Step 7: Switch back aggregates in a two-node MetroCluster configuration

After you have completed the FRU replacement in a two-node MetroCluster configuration, you can perform the MetroCluster switchback operation. This returns the configuration to its normal operating state, with the sync-source storage virtual machines (SVMs) on the formerly impaired site now active and serving data from the local disk pools.

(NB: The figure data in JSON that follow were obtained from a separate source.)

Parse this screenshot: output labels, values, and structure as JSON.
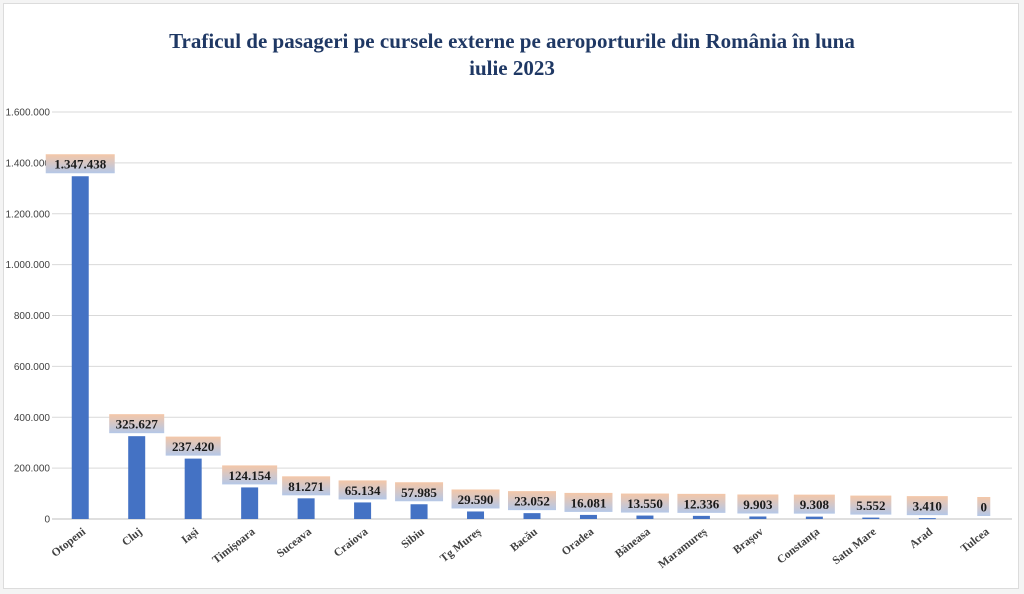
{
  "chart_data": {
    "type": "bar",
    "title": [
      "Traficul de pasageri pe cursele externe pe aeroporturile din România în luna",
      "iulie 2023"
    ],
    "xlabel": "",
    "ylabel": "",
    "ylim": [
      0,
      1600000
    ],
    "yticks": [
      "0",
      "200.000",
      "400.000",
      "600.000",
      "800.000",
      "1.000.000",
      "1.200.000",
      "1.400.000",
      "1.600.000"
    ],
    "ytick_values": [
      0,
      200000,
      400000,
      600000,
      800000,
      1000000,
      1200000,
      1400000,
      1600000
    ],
    "grid": true,
    "legend": "none",
    "categories": [
      "Otopeni",
      "Cluj",
      "Iași",
      "Timișoara",
      "Suceava",
      "Craiova",
      "Sibiu",
      "Tg Mureș",
      "Bacău",
      "Oradea",
      "Băneasa",
      "Maramureș",
      "Brașov",
      "Constanța",
      "Satu Mare",
      "Arad",
      "Tulcea"
    ],
    "values": [
      1347438,
      325627,
      237420,
      124154,
      81271,
      65134,
      57985,
      29590,
      23052,
      16081,
      13550,
      12336,
      9903,
      9308,
      5552,
      3410,
      0
    ],
    "data_labels": [
      "1.347.438",
      "325.627",
      "237.420",
      "124.154",
      "81.271",
      "65.134",
      "57.985",
      "29.590",
      "23.052",
      "16.081",
      "13.550",
      "12.336",
      "9.903",
      "9.308",
      "5.552",
      "3.410",
      "0"
    ],
    "colors": {
      "bar": "#4472c4",
      "label_bg_top": "#f4c7a8",
      "label_bg_bottom": "#b4c7e7",
      "title": "#1f3864",
      "grid": "#d9d9d9",
      "axis": "#bfbfbf"
    }
  }
}
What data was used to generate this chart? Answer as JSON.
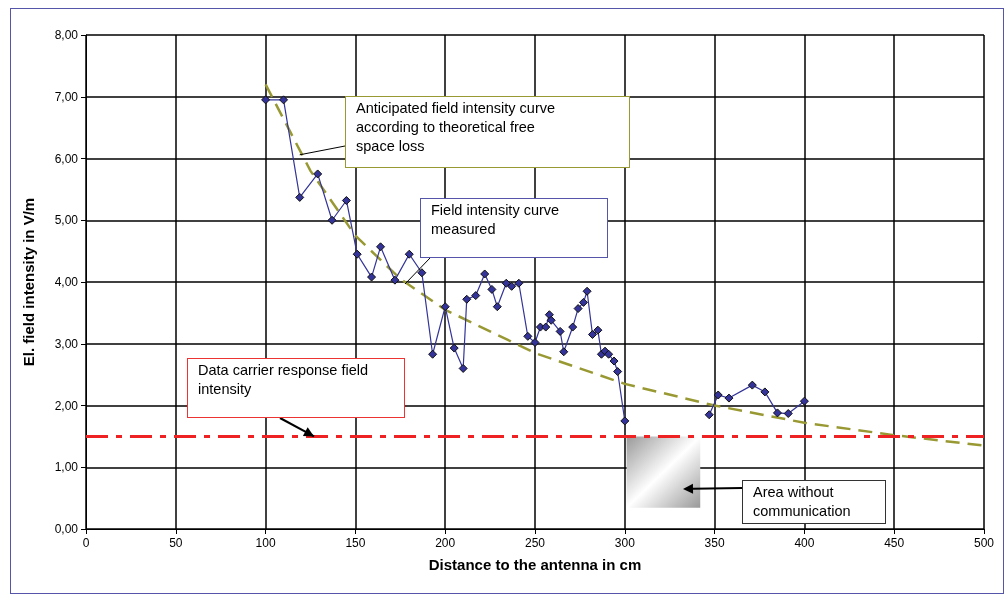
{
  "chart_data": {
    "type": "line",
    "xlabel": "Distance to the antenna in cm",
    "ylabel": "El. field intensity in V/m",
    "xlim": [
      0,
      500
    ],
    "xticks": [
      0,
      50,
      100,
      150,
      200,
      250,
      300,
      350,
      400,
      450,
      500
    ],
    "ylim": [
      0,
      8
    ],
    "yticks": [
      {
        "value": 0,
        "label": "0,00"
      },
      {
        "value": 1,
        "label": "1,00"
      },
      {
        "value": 2,
        "label": "2,00"
      },
      {
        "value": 3,
        "label": "3,00"
      },
      {
        "value": 4,
        "label": "4,00"
      },
      {
        "value": 5,
        "label": "5,00"
      },
      {
        "value": 6,
        "label": "6,00"
      },
      {
        "value": 7,
        "label": "7,00"
      },
      {
        "value": 8,
        "label": "8,00"
      }
    ],
    "grid": true,
    "series": [
      {
        "color": "#999933",
        "marker": "none",
        "line_style": "dashed",
        "x": [
          100,
          125,
          150,
          175,
          200,
          250,
          300,
          350,
          400,
          450,
          500
        ],
        "values": [
          7.2,
          5.8,
          4.75,
          4.05,
          3.55,
          2.85,
          2.35,
          2.0,
          1.72,
          1.52,
          1.35
        ]
      },
      {
        "color": "#333399",
        "marker": "diamond",
        "line_style": "solid",
        "x": [
          100,
          110,
          119,
          129,
          137,
          145,
          151,
          159,
          164,
          172,
          180,
          187,
          193,
          200,
          205,
          210,
          212,
          217,
          222,
          226,
          229,
          234,
          237,
          241,
          246,
          250,
          253,
          256,
          258,
          259,
          264,
          266,
          271,
          274,
          277,
          279,
          282,
          285,
          287,
          289,
          291,
          294,
          296,
          300,
          320,
          347,
          352,
          358,
          371,
          378,
          385,
          391,
          400
        ],
        "values": [
          6.95,
          6.95,
          5.37,
          5.75,
          5.0,
          5.32,
          4.45,
          4.08,
          4.57,
          4.03,
          4.45,
          4.15,
          2.83,
          3.6,
          2.93,
          2.6,
          3.72,
          3.78,
          4.13,
          3.88,
          3.6,
          3.98,
          3.93,
          3.98,
          3.12,
          3.02,
          3.27,
          3.27,
          3.47,
          3.38,
          3.2,
          2.87,
          3.27,
          3.57,
          3.67,
          3.85,
          3.15,
          3.22,
          2.83,
          2.88,
          2.83,
          2.72,
          2.55,
          1.75,
          null,
          1.85,
          2.17,
          2.12,
          2.33,
          2.22,
          1.88,
          1.87,
          2.07
        ]
      }
    ],
    "ref_lines": [
      {
        "axis": "y",
        "value": 1.5,
        "color": "#ee2222",
        "line_style": "dashdot",
        "label": null
      }
    ],
    "bands": [
      {
        "axis": "x",
        "from": 301,
        "to": 342,
        "color": "#999999",
        "label": null
      }
    ],
    "annotations": [
      {
        "text": "Anticipated field intensity curve according to theoretical free space loss",
        "x": 119,
        "y": 6.06
      },
      "Field intensity curve measured",
      {
        "text": "Data carrier response field intensity",
        "x": 127,
        "y": 1.5
      },
      "Area without communication"
    ]
  }
}
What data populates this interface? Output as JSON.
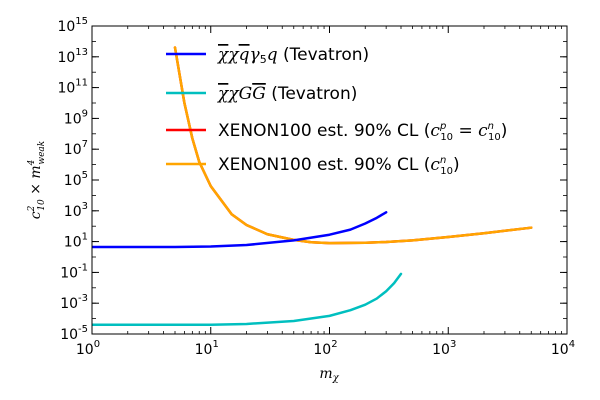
{
  "chart_data": {
    "type": "line",
    "xscale": "log",
    "yscale": "log",
    "xlim": [
      1,
      10000
    ],
    "ylim": [
      1e-05,
      1000000000000000
    ],
    "xlabel": "mχ",
    "ylabel": "c²₁₀ × m⁴weak",
    "grid": false,
    "legend": "top-center",
    "x_ticks": [
      {
        "base": "10",
        "exp": "0",
        "value": 1
      },
      {
        "base": "10",
        "exp": "1",
        "value": 10
      },
      {
        "base": "10",
        "exp": "2",
        "value": 100
      },
      {
        "base": "10",
        "exp": "3",
        "value": 1000
      },
      {
        "base": "10",
        "exp": "4",
        "value": 10000
      }
    ],
    "y_ticks": [
      {
        "base": "10",
        "exp": "-5",
        "value": 1e-05
      },
      {
        "base": "10",
        "exp": "-3",
        "value": 0.001
      },
      {
        "base": "10",
        "exp": "-1",
        "value": 0.1
      },
      {
        "base": "10",
        "exp": "1",
        "value": 10
      },
      {
        "base": "10",
        "exp": "3",
        "value": 1000
      },
      {
        "base": "10",
        "exp": "5",
        "value": 100000
      },
      {
        "base": "10",
        "exp": "7",
        "value": 10000000
      },
      {
        "base": "10",
        "exp": "9",
        "value": 1000000000
      },
      {
        "base": "10",
        "exp": "11",
        "value": 100000000000
      },
      {
        "base": "10",
        "exp": "13",
        "value": 10000000000000
      },
      {
        "base": "10",
        "exp": "15",
        "value": 1000000000000000
      }
    ],
    "series": [
      {
        "name": "χχqγ5q (Tevatron)",
        "color": "#0000ff",
        "points": [
          [
            1,
            4.5
          ],
          [
            5,
            4.5
          ],
          [
            10,
            4.8
          ],
          [
            20,
            6
          ],
          [
            50,
            12
          ],
          [
            100,
            28
          ],
          [
            150,
            60
          ],
          [
            200,
            150
          ],
          [
            250,
            350
          ],
          [
            300,
            800
          ]
        ]
      },
      {
        "name": "χχGG (Tevatron)",
        "color": "#00bfbf",
        "points": [
          [
            1,
            4e-05
          ],
          [
            10,
            4e-05
          ],
          [
            20,
            4.5e-05
          ],
          [
            50,
            7e-05
          ],
          [
            100,
            0.00015
          ],
          [
            150,
            0.00035
          ],
          [
            200,
            0.0008
          ],
          [
            250,
            0.002
          ],
          [
            300,
            0.006
          ],
          [
            350,
            0.02
          ],
          [
            400,
            0.08
          ]
        ]
      },
      {
        "name": "XENON100 est. 90% CL (c^p₁₀ = c^n₁₀)",
        "color": "#ff0000",
        "points": [
          [
            5,
            40000000000000
          ],
          [
            6,
            10000000000
          ],
          [
            7,
            50000000
          ],
          [
            8,
            1500000
          ],
          [
            10,
            40000
          ],
          [
            15,
            600
          ],
          [
            20,
            120
          ],
          [
            30,
            30
          ],
          [
            50,
            13
          ],
          [
            70,
            9
          ],
          [
            100,
            8
          ],
          [
            200,
            8.5
          ],
          [
            300,
            9.5
          ],
          [
            500,
            12
          ],
          [
            1000,
            20
          ],
          [
            2000,
            35
          ],
          [
            5000,
            80
          ]
        ]
      },
      {
        "name": "XENON100 est. 90% CL (c^n₁₀)",
        "color": "#ffa500",
        "points": [
          [
            5,
            40000000000000
          ],
          [
            6,
            10000000000
          ],
          [
            7,
            50000000
          ],
          [
            8,
            1500000
          ],
          [
            10,
            40000
          ],
          [
            15,
            600
          ],
          [
            20,
            120
          ],
          [
            30,
            30
          ],
          [
            50,
            13
          ],
          [
            70,
            9
          ],
          [
            100,
            8
          ],
          [
            200,
            8.5
          ],
          [
            300,
            9.5
          ],
          [
            500,
            12
          ],
          [
            1000,
            20
          ],
          [
            2000,
            35
          ],
          [
            5000,
            80
          ]
        ]
      }
    ]
  }
}
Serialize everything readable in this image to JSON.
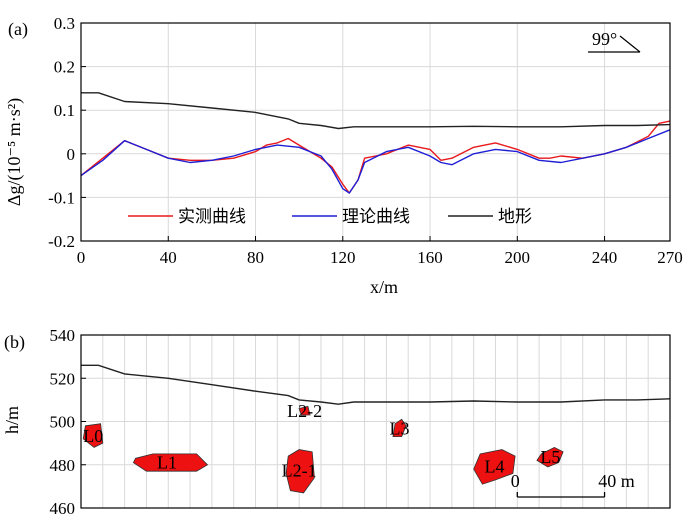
{
  "chart_data": [
    {
      "type": "line",
      "panel_label": "(a)",
      "ylabel": "Δg/(10⁻⁵ m·s²)",
      "xlabel": "x/m",
      "xlim": [
        0,
        270
      ],
      "ylim": [
        -0.2,
        0.3
      ],
      "xticks": [
        "0",
        "40",
        "80",
        "120",
        "160",
        "200",
        "240",
        "270"
      ],
      "yticks": [
        "0.3",
        "0.2",
        "0.1",
        "0",
        "-0.1",
        "-0.2"
      ],
      "annotation": "99°",
      "colors": {
        "measured": "#e8191c",
        "theoretical": "#1f1fd6",
        "terrain": "#222222"
      },
      "series": [
        {
          "name": "实测曲线",
          "x": [
            0,
            10,
            20,
            30,
            40,
            50,
            60,
            70,
            80,
            85,
            90,
            95,
            100,
            110,
            115,
            120,
            123,
            127,
            130,
            135,
            140,
            150,
            160,
            165,
            170,
            180,
            190,
            200,
            210,
            215,
            220,
            230,
            240,
            250,
            260,
            265,
            270
          ],
          "y": [
            -0.05,
            -0.01,
            0.03,
            0.01,
            -0.01,
            -0.015,
            -0.015,
            -0.01,
            0.005,
            0.02,
            0.025,
            0.035,
            0.02,
            -0.01,
            -0.03,
            -0.07,
            -0.09,
            -0.06,
            -0.01,
            -0.005,
            0.0,
            0.02,
            0.01,
            -0.015,
            -0.01,
            0.015,
            0.025,
            0.01,
            -0.01,
            -0.01,
            -0.005,
            -0.01,
            0.0,
            0.015,
            0.04,
            0.07,
            0.075
          ]
        },
        {
          "name": "理论曲线",
          "x": [
            0,
            10,
            20,
            30,
            40,
            50,
            60,
            70,
            80,
            90,
            100,
            110,
            115,
            120,
            123,
            127,
            130,
            140,
            150,
            160,
            165,
            170,
            180,
            190,
            200,
            210,
            220,
            230,
            240,
            250,
            260,
            270
          ],
          "y": [
            -0.05,
            -0.015,
            0.03,
            0.01,
            -0.01,
            -0.02,
            -0.015,
            -0.005,
            0.01,
            0.02,
            0.015,
            -0.005,
            -0.035,
            -0.08,
            -0.09,
            -0.06,
            -0.02,
            0.005,
            0.015,
            -0.005,
            -0.02,
            -0.025,
            0.0,
            0.01,
            0.005,
            -0.015,
            -0.02,
            -0.01,
            0.0,
            0.015,
            0.035,
            0.055
          ]
        },
        {
          "name": "地形",
          "x": [
            0,
            8,
            20,
            40,
            60,
            80,
            95,
            100,
            110,
            118,
            125,
            140,
            160,
            180,
            200,
            220,
            240,
            255,
            270
          ],
          "y": [
            0.14,
            0.14,
            0.12,
            0.115,
            0.105,
            0.095,
            0.08,
            0.07,
            0.065,
            0.058,
            0.062,
            0.062,
            0.062,
            0.063,
            0.062,
            0.062,
            0.065,
            0.065,
            0.067
          ]
        }
      ]
    },
    {
      "type": "diagram",
      "panel_label": "(b)",
      "ylabel": "h/m",
      "ylim": [
        460,
        540
      ],
      "xlim": [
        0,
        270
      ],
      "yticks": [
        "540",
        "520",
        "500",
        "480",
        "460"
      ],
      "scale_bar": {
        "start_label": "0",
        "end_label": "40 m",
        "length": 40,
        "start_x": 200
      },
      "body_color": "#ee1111",
      "terrain": {
        "x": [
          0,
          8,
          20,
          40,
          60,
          80,
          95,
          100,
          110,
          118,
          125,
          140,
          160,
          180,
          200,
          220,
          240,
          255,
          270
        ],
        "h": [
          526,
          526,
          522,
          520,
          517,
          514,
          512,
          510,
          509,
          508,
          509,
          509,
          509,
          509.5,
          509,
          509,
          510,
          510,
          510.5
        ]
      },
      "bodies": [
        {
          "label": "L0",
          "points": [
            [
              2,
              498
            ],
            [
              9,
              499
            ],
            [
              10,
              490
            ],
            [
              6,
              488
            ],
            [
              1,
              492
            ]
          ]
        },
        {
          "label": "L1",
          "points": [
            [
              25,
              483
            ],
            [
              33,
              485
            ],
            [
              53,
              485
            ],
            [
              58,
              480
            ],
            [
              53,
              477
            ],
            [
              30,
              477
            ],
            [
              24,
              481
            ]
          ]
        },
        {
          "label": "L2-1",
          "points": [
            [
              95,
              484
            ],
            [
              100,
              487
            ],
            [
              106,
              486
            ],
            [
              107,
              474
            ],
            [
              102,
              467
            ],
            [
              96,
              468
            ],
            [
              94,
              476
            ]
          ]
        },
        {
          "label": "L2-2",
          "points": [
            [
              100,
              506
            ],
            [
              104,
              507
            ],
            [
              105,
              503
            ],
            [
              101,
              503
            ]
          ]
        },
        {
          "label": "L3",
          "points": [
            [
              144,
              499
            ],
            [
              147,
              501
            ],
            [
              149,
              498
            ],
            [
              147,
              493
            ],
            [
              143,
              493
            ]
          ]
        },
        {
          "label": "L4",
          "points": [
            [
              183,
              485
            ],
            [
              193,
              487
            ],
            [
              199,
              484
            ],
            [
              198,
              476
            ],
            [
              190,
              473
            ],
            [
              184,
              471
            ],
            [
              180,
              478
            ]
          ]
        },
        {
          "label": "L5",
          "points": [
            [
              211,
              485
            ],
            [
              217,
              488
            ],
            [
              221,
              486
            ],
            [
              219,
              481
            ],
            [
              214,
              479
            ],
            [
              209,
              482
            ]
          ]
        }
      ]
    }
  ]
}
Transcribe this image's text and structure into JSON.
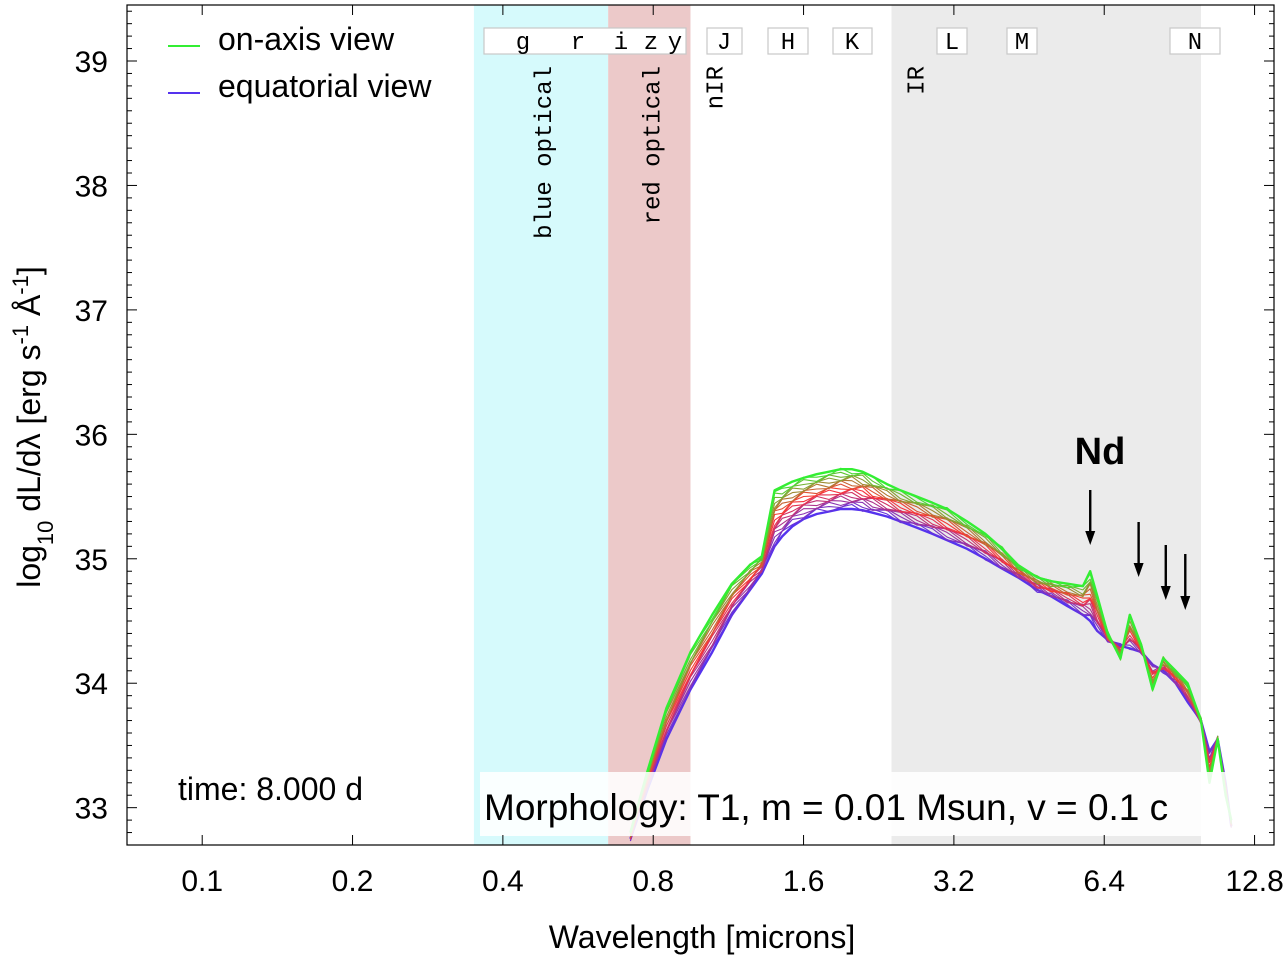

This task only applies to two-node MetroCluster configurations.

Steps

  1. Verify that all nodes are in the enabled state: metrocluster node show

    cluster_B::>  metrocluster node show

DR                           Configuration  DR
Group Cluster Node           State          Mirroring Mode
----- ------- -------------- -------------- --------- --------------------
1     cluster_A
              controller_A_1 configured     enabled   heal roots completed
      cluster_B
              controller_B_1 configured     enabled   waiting for switchback recovery
2 entries were displayed.

  2. Verify that resynchronization is complete on all SVMs: metrocluster vserver show

  3. Verify that any automatic LIF migrations being performed by the healing operations were completed successfully: metrocluster check lif show

  4. Perform the switchback by using the metrocluster switchback command from any node in the surviving cluster.

  5. Verify that the switchback operation has completed: metrocluster show

    The switchback operation is still running when a cluster is in the waiting-for-switchback state:

    cluster_B::> metrocluster show
Cluster              Configuration State    Mode
--------------------	------------------- 	---------
 Local: cluster_B configured       	switchover
Remote: cluster_A configured       	waiting-for-switchback

    The switchback operation is complete when the clusters are in the normal state.:

    cluster_B::> metrocluster show
Cluster              Configuration State    Mode
--------------------	------------------- 	---------
 Local: cluster_B configured      		normal
Remote: cluster_A configured      		normal

    If a switchback is taking a long time to finish, you can check on the status of in-progress baselines by using the metrocluster config-replication resync-status show command.

  6. Reestablish any SnapMirror or SnapVault configurations.

Step 8: Complete the replacement process

Return the failed part to NetApp, as described in the RMA instructions shipped with the kit. See the Part Return and Replacements page for further information.